The Queen, Symbolism and Sorrow

Queen Elizabeth II and President Mary McAleese Image copyright Getty Images
Image caption Queen Elizabeth II and President Mary McAleese lay wreaths at the Garden of Remembrance

"Hugely symbolic". Probably the two most over used words to describe the Queen's visit to the Irish Republic. I confess I myself have used the "s" word, and am struggling to find an alternative. Perhaps my struggle is evidence I lack the purple prose gene.

Or maybe it's part and parcel of a deliberately creative ambiguity fostered by both London and Dublin in which the spectator is invited to read whatever he or she wants into a President and a Queen standing, heads bowed, before the undeniably impressive Children of Lir statue at Dublin's Garden of Remembrance.

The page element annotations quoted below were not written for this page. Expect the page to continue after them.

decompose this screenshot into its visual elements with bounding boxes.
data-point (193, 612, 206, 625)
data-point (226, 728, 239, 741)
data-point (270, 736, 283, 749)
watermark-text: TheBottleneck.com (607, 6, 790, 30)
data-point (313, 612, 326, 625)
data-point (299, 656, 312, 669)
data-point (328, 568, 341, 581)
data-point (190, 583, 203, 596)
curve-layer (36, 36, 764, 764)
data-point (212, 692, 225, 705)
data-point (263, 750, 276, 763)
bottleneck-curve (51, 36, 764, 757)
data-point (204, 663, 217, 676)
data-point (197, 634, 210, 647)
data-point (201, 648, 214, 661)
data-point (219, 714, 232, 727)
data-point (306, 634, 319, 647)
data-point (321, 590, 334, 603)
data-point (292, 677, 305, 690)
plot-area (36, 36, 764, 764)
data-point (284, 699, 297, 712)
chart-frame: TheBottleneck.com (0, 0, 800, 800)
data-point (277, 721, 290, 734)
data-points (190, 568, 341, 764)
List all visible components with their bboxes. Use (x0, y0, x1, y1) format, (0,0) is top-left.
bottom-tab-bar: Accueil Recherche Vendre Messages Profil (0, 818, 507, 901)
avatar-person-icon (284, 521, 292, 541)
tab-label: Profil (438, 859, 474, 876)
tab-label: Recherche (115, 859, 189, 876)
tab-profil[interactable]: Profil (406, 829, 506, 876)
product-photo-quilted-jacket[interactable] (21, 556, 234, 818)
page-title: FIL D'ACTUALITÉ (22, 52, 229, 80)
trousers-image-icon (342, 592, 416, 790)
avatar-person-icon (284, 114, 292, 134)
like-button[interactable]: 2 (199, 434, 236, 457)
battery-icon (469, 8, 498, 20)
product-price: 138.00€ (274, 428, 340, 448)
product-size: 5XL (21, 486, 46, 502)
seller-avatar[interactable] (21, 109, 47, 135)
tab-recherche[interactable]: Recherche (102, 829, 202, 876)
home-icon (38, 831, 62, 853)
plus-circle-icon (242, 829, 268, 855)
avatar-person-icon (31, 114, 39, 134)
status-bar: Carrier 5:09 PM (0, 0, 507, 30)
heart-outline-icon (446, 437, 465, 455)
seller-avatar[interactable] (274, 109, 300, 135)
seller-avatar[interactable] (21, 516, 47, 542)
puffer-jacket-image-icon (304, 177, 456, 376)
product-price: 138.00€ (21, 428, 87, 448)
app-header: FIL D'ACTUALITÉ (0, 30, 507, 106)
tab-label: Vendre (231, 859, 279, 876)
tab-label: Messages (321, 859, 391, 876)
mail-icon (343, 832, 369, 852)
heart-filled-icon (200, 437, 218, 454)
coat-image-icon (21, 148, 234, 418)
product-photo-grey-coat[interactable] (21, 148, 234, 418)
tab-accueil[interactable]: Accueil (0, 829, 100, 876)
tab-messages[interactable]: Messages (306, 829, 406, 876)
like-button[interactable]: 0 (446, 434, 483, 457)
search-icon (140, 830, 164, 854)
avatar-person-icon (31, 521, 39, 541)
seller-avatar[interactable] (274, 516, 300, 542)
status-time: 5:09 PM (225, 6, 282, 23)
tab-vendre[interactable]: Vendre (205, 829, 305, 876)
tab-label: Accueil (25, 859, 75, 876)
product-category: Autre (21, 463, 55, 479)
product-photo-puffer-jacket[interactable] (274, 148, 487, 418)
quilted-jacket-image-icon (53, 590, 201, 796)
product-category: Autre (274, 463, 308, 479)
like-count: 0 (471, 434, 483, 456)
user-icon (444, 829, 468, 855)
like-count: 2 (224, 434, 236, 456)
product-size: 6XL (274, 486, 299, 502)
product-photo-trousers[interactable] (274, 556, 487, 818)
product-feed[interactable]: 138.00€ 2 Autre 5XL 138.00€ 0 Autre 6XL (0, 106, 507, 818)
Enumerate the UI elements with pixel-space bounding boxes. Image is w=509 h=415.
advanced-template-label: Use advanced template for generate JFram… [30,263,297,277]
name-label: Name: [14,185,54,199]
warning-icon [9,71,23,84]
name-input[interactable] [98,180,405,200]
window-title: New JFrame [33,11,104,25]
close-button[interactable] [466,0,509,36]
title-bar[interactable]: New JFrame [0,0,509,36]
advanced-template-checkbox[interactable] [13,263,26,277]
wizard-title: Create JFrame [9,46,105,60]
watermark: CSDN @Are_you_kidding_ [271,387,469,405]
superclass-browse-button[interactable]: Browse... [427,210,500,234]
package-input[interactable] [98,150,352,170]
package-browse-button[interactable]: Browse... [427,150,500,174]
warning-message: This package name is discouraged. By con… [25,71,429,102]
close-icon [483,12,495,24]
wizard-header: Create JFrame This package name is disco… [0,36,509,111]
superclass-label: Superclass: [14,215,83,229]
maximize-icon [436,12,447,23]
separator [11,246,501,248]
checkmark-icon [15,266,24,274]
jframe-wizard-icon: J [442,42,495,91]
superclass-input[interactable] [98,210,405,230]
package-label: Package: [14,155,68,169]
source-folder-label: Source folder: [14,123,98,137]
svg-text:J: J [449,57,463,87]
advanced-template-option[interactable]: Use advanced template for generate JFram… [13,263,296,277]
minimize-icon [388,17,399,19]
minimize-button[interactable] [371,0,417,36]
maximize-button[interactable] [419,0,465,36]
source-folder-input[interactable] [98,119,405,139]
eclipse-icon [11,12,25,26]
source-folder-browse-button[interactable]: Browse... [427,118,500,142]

At a briefing given by the Foreign Secretary William Hague and the Irish Foreign Minister Eamon Gilmore, Channel Four's Gary Gibbon invited the politicians to share the interpretation that the joint appearance at the Garden was "a moment of contrition".

However the ministers weren't going there - it was "a hugely significant event", full of "huge symbolism" and an "important statement about our history and our future". But "contrition"? Well that would be in the eye of the beholder.

I asked the Foreign Secretary if it would be appropriate for the Queen to apologise for past British misdeeds in Ireland when she addresses guests at tomorrow night's state banquet. Mr Hague responded that Britain and Ireland weren't "glossing over the past".

This visit was about recognising the events of the past and showing how both states were moving together into the future. "That's the way to treat it rather than talking about apologies", Mr Hague concluded.

So - if that's anything to go by - expect a carefully crafted speech but something which stops short of a direct apology. Mr Hague also avoided any promises on issues like revealing official records on the Dublin Monaghan bombings.

It's something he says he's prepared to discuss, but he cited legal difficulties and constraints under the European Convention on Human Rights.

Both governments are much keener to talk about the future - the potential for further trade between partners who already do business worth one billion Euros a week.

Eamon Gilmore went so far as to suggest that the visit will put not just the history of the troubles in the past, but show Ireland was moving on from its "recent economic history" and rebuilding its reputation. Nice thought, although it's maybe a bit optimistic to talk about the crash as history just yet.

Both governments will be pleased that the Gardai were able to contain the inevitable protests - and that the visit has made the requisite visual impact.

In the sweep of British and Irish history, it is "hugely symbolic", it does underline the progress that has been made in Northern Ireland and the shared hopes for a brighter future.